The amount of risk you are willing to accept is a hugely personal decision, though it should be, in part, dictated by some life circumstances. If you are older and looking to retire soon, you will probably want your investments to be at lower risk. You don’t want to lose everything just as you are hitting your golden years. But if you are younger and just starting your retirement savings investments, you might have a higher tolerance for volatile but potentially high yield investments. Or you may just be cautious by nature or a daredevil. Either way or any way in between, it is an important conversation to have.

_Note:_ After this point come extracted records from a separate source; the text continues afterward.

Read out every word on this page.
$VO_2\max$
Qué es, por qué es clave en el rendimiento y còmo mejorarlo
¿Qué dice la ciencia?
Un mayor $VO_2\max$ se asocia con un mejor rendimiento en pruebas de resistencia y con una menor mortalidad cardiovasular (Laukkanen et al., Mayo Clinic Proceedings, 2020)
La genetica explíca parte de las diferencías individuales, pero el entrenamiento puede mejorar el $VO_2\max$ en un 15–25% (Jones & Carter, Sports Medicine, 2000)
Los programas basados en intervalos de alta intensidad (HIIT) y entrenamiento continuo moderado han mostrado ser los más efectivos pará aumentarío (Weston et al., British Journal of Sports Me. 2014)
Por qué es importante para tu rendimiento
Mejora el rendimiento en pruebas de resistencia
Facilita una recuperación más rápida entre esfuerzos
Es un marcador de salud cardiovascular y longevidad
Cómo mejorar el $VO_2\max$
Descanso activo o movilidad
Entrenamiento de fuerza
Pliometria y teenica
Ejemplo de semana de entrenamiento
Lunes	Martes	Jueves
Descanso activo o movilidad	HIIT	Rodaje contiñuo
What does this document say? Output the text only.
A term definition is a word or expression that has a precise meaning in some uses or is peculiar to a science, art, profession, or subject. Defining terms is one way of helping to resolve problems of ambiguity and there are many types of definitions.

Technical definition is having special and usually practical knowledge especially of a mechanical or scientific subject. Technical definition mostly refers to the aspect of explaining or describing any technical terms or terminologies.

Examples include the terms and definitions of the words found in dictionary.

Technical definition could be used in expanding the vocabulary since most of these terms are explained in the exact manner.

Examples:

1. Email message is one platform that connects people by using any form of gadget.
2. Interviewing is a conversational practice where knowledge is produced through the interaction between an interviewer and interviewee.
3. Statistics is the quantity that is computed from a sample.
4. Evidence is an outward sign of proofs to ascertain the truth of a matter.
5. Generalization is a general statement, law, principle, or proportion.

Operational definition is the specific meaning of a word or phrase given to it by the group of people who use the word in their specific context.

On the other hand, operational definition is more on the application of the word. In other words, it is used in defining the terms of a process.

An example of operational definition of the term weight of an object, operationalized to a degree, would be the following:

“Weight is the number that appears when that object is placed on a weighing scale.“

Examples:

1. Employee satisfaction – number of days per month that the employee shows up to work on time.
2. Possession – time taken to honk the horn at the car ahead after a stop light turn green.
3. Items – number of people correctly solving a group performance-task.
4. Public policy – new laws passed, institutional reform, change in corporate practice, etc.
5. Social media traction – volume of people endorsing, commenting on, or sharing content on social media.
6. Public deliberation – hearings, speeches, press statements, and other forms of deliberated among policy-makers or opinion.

How much diversity you want to see in your portfolio is closely related to your level of risk tolerance. Putting all your eggs in a high yield basket, so to speak, can have a big pay-off but also makes you highly vulnerable. Having your assets spread out in many different places mitigates that risk, but it might be frustrating if you have a limited investment in a fund, or market, or company that takes off. You might want to learn how to buy Bitcoin or consider angel investing as alternative options. You and your investment manager should discuss the possibilities, including strategies for mixing lower and higher-risk investments and making different kinds of investments.

Your Values

You may not care where your money is, so long as it is busy making you more money. But many people see investing as a form of supporting the practices of a business or industry in a very literal way. In the 1980s, many investors divested from their portfolios in South Africa to withdraw support from the Apartheid government. Since then, there have been various divestment movements, and there are funds available to invest in that support certain societal goods, like green energy. The saying is that you should put your money where your mouth is. Think about the values that are most important to you and how those values are reflected in society. When you meet with your investment manager, go over what is important to you to develop an investment strategy that honors your ethics.